User preference signals:

  • user.getBannedTracks — negative preference data (what you explicitly dislike)
  • user.getArtistTracks — per-artist listening history (subset of all scrobbles)

Discovery and recommendation:

  • track.getSimilar — similar tracks (for recommendations)
  • artist.getSimilar — similar artists
  • tag.getTopArtists — genre exploration
  • tag.getTopTracks — genre discovery

Rate Limiting

Hard limit: 5 requests/second
Consequences: IP ban (temporary or permanent)

At scale:

  • 100,000 unique tracks = ~5.5 hours of enrichment
  • 10,000 unique artists = ~33 minutes of enrichment
  • 1,000 albums = ~3.3 minutes of enrichment

Best practice:

  • Add 250ms delay between requests (4 req/sec, safe buffer)
  • Use exponential backoff on errors
  • Cache everything (metadata rarely changes)
  • Enrich in batches overnight, not on-demand

API Authentication

Last.fm supports both API key (read-only) and OAuth (write access for scrobbling).

For data collection (read-only):

API_KEY=$(rbw get --field API_KEY "LastFM API Key")
curl "https://ws.audioscrobbler.com/2.0/?method=user.getRecentTracks&user=USERNAME&api_key=${API_KEY}&format=json"

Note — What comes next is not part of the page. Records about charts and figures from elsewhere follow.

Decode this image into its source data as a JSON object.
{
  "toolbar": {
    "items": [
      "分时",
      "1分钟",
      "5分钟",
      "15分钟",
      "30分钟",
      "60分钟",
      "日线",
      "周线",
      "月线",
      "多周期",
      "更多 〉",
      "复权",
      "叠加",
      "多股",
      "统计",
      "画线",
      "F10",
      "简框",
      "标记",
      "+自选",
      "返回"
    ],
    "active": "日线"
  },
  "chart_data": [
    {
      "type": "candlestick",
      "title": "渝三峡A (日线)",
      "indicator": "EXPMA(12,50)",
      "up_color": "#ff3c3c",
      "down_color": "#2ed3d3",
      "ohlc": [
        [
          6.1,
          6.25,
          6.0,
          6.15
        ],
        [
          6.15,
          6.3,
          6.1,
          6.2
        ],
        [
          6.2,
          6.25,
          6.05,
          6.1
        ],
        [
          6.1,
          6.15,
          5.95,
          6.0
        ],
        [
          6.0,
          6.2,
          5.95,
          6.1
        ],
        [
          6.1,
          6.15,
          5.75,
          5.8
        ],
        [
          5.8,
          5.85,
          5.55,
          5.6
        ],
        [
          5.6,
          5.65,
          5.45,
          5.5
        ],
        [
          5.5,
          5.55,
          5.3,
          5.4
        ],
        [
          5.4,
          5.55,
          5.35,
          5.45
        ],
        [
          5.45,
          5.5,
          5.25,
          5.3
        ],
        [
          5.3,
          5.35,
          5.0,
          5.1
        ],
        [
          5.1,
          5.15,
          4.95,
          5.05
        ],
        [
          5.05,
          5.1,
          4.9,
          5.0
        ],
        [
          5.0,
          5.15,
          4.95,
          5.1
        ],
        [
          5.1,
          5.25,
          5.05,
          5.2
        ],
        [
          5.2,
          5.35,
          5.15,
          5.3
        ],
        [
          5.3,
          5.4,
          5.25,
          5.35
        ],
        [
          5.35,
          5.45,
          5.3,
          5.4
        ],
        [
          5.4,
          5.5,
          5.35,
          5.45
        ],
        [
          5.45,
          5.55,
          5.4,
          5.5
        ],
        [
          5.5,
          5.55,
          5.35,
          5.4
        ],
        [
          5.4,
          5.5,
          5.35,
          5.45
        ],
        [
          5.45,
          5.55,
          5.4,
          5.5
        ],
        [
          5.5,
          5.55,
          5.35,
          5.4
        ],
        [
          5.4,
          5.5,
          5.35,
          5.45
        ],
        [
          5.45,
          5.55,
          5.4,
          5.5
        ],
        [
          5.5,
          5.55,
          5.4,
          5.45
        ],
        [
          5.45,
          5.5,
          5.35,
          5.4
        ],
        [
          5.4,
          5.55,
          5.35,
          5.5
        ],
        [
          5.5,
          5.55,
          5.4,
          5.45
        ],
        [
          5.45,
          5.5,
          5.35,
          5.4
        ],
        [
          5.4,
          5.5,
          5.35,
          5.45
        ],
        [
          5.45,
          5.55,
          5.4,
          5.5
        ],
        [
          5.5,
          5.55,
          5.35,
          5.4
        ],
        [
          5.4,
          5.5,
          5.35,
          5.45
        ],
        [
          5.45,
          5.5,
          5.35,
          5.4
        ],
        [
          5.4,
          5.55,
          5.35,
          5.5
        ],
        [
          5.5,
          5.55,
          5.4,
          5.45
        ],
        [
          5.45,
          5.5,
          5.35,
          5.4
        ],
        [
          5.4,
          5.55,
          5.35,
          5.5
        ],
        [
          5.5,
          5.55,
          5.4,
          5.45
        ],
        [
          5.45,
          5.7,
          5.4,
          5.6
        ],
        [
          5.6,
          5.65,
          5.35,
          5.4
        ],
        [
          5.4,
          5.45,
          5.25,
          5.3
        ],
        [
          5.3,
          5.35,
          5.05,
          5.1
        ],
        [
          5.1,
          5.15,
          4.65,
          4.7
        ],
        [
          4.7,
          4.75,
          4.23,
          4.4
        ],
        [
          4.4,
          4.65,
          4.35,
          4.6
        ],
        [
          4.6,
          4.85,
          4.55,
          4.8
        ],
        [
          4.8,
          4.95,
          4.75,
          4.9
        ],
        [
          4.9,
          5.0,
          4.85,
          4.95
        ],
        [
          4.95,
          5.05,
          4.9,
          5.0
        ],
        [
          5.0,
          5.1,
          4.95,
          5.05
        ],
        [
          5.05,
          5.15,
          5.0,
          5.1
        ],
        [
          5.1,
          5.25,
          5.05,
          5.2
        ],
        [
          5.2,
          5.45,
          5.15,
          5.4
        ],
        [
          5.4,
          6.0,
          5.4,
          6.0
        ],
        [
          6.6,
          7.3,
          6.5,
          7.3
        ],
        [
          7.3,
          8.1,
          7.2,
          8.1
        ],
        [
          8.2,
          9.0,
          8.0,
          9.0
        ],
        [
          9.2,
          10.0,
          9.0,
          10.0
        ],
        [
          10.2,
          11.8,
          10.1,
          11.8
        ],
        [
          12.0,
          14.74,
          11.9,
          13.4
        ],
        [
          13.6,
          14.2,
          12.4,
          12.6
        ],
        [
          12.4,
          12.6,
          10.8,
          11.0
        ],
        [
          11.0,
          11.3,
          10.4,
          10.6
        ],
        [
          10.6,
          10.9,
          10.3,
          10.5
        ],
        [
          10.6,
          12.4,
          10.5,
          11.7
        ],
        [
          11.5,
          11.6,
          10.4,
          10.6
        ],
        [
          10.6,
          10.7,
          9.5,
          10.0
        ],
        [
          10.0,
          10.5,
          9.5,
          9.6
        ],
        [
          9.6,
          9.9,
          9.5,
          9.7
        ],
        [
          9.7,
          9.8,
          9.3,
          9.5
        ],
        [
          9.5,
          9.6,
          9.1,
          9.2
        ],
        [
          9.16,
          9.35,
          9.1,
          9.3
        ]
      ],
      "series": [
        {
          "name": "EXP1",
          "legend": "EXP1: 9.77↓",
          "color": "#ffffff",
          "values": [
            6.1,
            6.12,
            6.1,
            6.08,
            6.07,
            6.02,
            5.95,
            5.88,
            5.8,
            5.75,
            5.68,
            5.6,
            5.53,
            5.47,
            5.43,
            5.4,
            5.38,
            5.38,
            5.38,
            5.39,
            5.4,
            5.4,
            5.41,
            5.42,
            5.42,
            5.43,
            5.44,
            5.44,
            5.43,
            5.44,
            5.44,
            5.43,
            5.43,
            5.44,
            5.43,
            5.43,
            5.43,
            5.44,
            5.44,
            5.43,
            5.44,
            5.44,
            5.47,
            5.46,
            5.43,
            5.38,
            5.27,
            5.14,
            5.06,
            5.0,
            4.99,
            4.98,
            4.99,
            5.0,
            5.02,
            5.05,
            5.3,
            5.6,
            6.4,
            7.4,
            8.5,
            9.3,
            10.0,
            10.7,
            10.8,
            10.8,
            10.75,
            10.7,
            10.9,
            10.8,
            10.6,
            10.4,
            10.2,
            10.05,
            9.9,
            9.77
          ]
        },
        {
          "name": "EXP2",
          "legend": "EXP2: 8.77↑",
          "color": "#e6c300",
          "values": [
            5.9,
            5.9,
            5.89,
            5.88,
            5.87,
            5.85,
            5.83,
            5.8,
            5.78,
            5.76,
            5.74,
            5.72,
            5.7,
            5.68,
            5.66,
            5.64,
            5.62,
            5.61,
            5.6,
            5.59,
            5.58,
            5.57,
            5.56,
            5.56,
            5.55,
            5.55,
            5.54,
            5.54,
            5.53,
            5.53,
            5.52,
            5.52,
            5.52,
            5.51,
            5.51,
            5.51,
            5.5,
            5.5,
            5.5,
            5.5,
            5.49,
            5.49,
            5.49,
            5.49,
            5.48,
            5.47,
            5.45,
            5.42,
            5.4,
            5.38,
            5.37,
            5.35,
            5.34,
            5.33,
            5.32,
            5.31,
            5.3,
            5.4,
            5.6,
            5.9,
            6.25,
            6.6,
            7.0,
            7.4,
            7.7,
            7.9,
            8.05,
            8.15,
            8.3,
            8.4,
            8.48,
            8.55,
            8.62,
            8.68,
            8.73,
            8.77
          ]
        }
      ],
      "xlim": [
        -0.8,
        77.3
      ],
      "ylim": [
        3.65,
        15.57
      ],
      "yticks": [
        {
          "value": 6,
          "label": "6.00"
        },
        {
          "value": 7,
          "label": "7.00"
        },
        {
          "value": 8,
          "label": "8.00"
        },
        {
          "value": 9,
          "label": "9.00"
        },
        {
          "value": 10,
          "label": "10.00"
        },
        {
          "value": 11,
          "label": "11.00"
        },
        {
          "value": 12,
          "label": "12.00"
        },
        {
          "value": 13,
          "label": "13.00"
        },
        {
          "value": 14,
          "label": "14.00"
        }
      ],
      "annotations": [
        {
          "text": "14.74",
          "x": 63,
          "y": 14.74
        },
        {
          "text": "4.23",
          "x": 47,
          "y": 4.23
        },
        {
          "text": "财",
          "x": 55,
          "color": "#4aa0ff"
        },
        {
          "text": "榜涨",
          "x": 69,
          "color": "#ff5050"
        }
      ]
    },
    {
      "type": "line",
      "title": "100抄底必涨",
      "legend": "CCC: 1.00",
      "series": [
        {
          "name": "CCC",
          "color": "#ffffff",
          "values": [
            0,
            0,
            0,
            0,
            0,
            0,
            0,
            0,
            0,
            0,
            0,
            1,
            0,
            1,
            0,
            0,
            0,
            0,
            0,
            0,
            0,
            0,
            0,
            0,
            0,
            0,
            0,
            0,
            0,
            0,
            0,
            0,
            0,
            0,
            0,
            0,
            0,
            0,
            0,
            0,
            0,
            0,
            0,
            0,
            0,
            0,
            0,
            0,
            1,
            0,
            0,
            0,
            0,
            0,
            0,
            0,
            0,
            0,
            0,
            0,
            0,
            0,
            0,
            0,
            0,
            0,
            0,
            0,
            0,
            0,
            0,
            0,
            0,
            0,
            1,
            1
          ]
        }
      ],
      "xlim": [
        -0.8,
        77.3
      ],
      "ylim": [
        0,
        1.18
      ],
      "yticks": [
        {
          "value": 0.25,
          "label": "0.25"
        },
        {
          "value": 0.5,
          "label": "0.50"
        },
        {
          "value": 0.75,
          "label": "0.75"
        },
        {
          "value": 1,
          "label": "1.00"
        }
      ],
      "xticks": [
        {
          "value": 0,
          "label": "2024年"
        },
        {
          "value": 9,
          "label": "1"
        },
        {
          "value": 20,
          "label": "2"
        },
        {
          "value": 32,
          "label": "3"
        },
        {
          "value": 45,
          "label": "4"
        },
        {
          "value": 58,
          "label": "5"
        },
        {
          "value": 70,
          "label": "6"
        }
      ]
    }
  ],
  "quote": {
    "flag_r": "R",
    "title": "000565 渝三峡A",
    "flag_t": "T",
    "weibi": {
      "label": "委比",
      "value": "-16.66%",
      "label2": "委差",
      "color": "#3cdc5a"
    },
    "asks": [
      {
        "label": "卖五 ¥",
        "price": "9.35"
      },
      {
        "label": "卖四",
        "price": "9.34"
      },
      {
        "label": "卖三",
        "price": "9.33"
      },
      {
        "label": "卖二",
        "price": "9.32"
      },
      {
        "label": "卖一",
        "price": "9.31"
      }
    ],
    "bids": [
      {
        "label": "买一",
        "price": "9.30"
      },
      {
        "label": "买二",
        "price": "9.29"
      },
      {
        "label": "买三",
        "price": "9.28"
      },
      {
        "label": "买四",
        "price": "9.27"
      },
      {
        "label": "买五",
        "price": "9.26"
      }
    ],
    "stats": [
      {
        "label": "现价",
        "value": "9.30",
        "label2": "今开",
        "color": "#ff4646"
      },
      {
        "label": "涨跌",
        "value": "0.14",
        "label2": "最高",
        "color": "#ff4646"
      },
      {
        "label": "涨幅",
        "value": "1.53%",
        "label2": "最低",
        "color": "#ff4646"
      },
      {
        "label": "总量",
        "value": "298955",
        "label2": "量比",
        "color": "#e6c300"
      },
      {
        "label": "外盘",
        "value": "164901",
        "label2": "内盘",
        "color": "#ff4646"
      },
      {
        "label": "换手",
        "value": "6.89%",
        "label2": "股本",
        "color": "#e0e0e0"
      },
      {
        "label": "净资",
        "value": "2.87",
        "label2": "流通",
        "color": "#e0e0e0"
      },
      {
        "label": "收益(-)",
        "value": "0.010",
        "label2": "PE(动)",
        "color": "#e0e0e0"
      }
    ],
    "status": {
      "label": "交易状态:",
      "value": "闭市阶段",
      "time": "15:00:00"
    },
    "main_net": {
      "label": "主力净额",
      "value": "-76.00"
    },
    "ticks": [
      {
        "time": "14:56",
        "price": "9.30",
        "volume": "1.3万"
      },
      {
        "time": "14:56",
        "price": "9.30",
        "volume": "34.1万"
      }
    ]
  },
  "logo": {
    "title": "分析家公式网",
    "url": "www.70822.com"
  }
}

Store the API key in Vaultwarden as “LastFM API Key”.

Data Storage Strategy

Recommended approach:

  1. Raw JSON archive — store complete API responses

    • Preserves everything (even fields you don’t use yet)
    • Enables retroactive analysis without re-fetching
    • Example: data/raw/user.getRecentTracks_page_001.json
  2. Normalized database — extract fields you need

    • SQLite for querying, filtering, aggregation
    • Indexed for fast lookups
    • Regenerate from raw JSON if schema changes
  3. Enrichment cache — separate from collection

    • data/enrichment/track_{mbid}.json
    • data/enrichment/artist_{mbid}.json
    • Check cache before API call (avoid re-fetching)

Use Cases

Music Taste Profiling

Combine collection + enrichment to build genre distribution:

  1. Fetch all scrobbles (user.getRecentTracks)
  2. Extract unique artists
  3. Enrich with artist.getTopTags (genre tags)
  4. Aggregate scrobbles by genre
  5. Visualize genre evolution over time

Discovery Recommendations

Find new music similar to what you already love:

  1. Identify top artists (user.getTopArtists)
  2. For each, fetch artist.getSimilar
  3. Filter out artists you already have
  4. Rank by similarity score + genre match
  5. Present as “You might like…”

Track how your taste changes:

  1. Fetch weekly charts (user.getWeeklyArtistChart)
  2. Calculate genre distribution per week
  3. Plot over time to see taste evolution
  4. Identify discovery events (new genres entering rotation)

See Also

Footnotes

  1. The 5 req/sec limit is widely cited in community documentation and consistent with the observed behavior, though Last.fm’s official API terms do not publish a specific numeric rate limit. The practical safety buffer is 4 req/sec (250ms delay). See Last.fm API ToS.